Genome complexity: most important article ever! (Introduction)

by David Turell @, Thursday, May 07, 2015, 15:01 (3249 days ago) @ David Turell

This is a must read with care and full understanding. It is a description of the inventive mechanism imbedded in gene networks. It describes patterns and suggests laws covering the drive to complexity that seems to be the force behind evolvability.-There are nuggets below, but it must be fully digested. It reeks of design, but the author can't say that. Darwinists would pounce.-http://nautil.us/issue/20/creativity/the-strange-inevitability-of-evolution-"Ah, but isn't all this wonder simply the product of the blind fumbling of Darwinian evolution, that mindless machine which takes random variation and sieves it by natural selection? Well, not quite. You don't have to be a benighted creationist, nor even a believer in divine providence, to argue that Darwin's astonishing theory doesn't fully explain why nature is so marvelously, endlessly inventive. “Darwin's theory surely is the most important intellectual achievement of his time, perhaps of all time,” says evolutionary biologist Andreas Wagner of the University of Zurich. “But the biggest mystery about evolution eluded his theory. And he couldn't even get close to solving it.”-"What Wagner is talking about is how evolution innovates: as he puts it, “how the living world creates.” Natural selection supplies an incredibly powerful way of pruning variation into effective solutions to the challenges of the environment. But it can't explain where all that variation came from. As the biologist Hugo de Vries wrote in 1905, “natural selection may explain the survival of the fittest, but it cannot explain the arrival of the fittest.” Over the past several years, Wagner and a handful of others have been starting to understand the origins of evolutionary innovation. Thanks to their findings so far, we can now see not only how Darwinian evolution works but why it works: what makes it possible.-***-"The trouble is that traits don't in general map so neatly onto genes: They arise from interactions between many genes that regulate one another's activity in complex networks, or “gene circuits.” No matter, you might think: Evolution has plenty of time, and it will find the “good” gene circuits eventually. But the math says otherwise.-***
"In all these cases the questions are the same, and point to, as Wagner puts it, a “dirty secret” behind the success of the so-called modern synthesis of Darwinian evolutionary theory and genetics. How does evolution find workable solutions when it lacks the means to explore even a small fraction of the options? And how does evolution find its way from an existing solution to a viable new one—how does it create? The answer is, at least in part, a simple one: It's easier than it looks. But only because the landscape that the evolutionary process explores has a remarkable structure, and one that neither Darwin nor his successors who merged Darwinism with genetics had anticipated.-***-"Yet the question that remains is: Why does the space of evolutionary options have this essential, robust structure? “We simply don't know why genotype networks are interwoven the way they are,” admits Wagner. Jesse Bloom of the Fred Hutchinson Cancer Research Center in Seattle, a specialist on protein evolution, suggests that perhaps that question is back to front: “One could posit that evolution is only able to work effectively if this property exists, and so the things that ended up evolving have this property,” he says.

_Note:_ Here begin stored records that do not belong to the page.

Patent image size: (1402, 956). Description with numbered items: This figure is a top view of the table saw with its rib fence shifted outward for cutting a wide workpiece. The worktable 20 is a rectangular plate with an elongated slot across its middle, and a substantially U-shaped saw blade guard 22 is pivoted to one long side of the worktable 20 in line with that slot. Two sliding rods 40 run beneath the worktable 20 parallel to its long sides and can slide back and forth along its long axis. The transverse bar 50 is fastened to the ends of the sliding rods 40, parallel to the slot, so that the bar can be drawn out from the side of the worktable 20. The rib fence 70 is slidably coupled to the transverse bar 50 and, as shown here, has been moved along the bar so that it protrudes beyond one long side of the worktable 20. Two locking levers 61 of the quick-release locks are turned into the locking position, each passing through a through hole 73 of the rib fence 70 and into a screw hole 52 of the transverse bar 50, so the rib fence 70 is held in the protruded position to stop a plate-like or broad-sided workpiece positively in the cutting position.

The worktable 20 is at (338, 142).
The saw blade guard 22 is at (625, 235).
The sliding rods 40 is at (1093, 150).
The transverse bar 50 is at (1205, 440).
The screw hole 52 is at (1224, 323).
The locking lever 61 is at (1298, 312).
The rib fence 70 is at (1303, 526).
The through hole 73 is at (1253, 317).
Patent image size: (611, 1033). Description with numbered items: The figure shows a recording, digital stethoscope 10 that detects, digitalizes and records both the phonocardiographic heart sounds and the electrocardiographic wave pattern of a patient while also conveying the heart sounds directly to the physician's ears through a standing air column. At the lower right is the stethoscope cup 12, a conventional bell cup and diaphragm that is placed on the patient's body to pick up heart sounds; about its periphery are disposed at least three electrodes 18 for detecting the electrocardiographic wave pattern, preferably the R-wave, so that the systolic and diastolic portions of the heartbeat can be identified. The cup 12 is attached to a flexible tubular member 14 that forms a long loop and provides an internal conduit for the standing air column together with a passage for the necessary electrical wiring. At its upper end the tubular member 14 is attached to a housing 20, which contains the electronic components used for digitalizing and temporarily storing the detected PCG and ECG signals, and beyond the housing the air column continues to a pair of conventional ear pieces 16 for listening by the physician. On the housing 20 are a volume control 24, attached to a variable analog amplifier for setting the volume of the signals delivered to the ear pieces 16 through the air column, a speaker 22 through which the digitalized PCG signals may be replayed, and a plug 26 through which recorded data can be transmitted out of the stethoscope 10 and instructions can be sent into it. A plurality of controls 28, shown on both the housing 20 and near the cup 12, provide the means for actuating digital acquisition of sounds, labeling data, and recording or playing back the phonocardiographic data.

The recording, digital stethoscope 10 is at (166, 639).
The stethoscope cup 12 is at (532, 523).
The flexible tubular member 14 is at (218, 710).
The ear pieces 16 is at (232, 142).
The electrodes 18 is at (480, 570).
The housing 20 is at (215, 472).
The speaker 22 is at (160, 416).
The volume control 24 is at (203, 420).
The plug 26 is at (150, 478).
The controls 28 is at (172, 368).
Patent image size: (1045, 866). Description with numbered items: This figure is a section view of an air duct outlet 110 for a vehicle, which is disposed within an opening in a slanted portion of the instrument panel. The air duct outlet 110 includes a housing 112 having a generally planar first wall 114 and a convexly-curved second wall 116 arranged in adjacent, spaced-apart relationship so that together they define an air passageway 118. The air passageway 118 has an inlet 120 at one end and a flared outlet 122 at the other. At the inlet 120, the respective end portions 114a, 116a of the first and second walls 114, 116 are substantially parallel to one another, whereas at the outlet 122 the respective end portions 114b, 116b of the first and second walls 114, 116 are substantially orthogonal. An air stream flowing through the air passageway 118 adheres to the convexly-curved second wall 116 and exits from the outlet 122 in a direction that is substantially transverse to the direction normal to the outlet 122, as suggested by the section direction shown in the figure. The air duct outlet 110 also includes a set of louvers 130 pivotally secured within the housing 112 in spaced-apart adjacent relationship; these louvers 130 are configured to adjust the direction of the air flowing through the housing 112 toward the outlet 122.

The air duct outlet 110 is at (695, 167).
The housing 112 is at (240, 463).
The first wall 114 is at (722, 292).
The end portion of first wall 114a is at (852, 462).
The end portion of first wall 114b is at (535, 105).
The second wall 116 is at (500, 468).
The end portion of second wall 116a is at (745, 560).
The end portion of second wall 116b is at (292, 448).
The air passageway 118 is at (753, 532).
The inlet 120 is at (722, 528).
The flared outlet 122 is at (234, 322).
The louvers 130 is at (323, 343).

But he admits that this would be hard to prove.-***-"These ideas suggest that evolvability and openness to innovation are features not just of life but of information itself. That is a view long championed by Schuster's sometime collaborator, Nobel laureate chemist Manfred Eigen, who insists that Darwinian evolution is not merely the organizing principle of biology but a “law of physics,” an inevitable result of how information is organized in complex systems. And if that's right, it would seem that the appearance of life was not a fantastic fluke but almost a mathematical inevitability."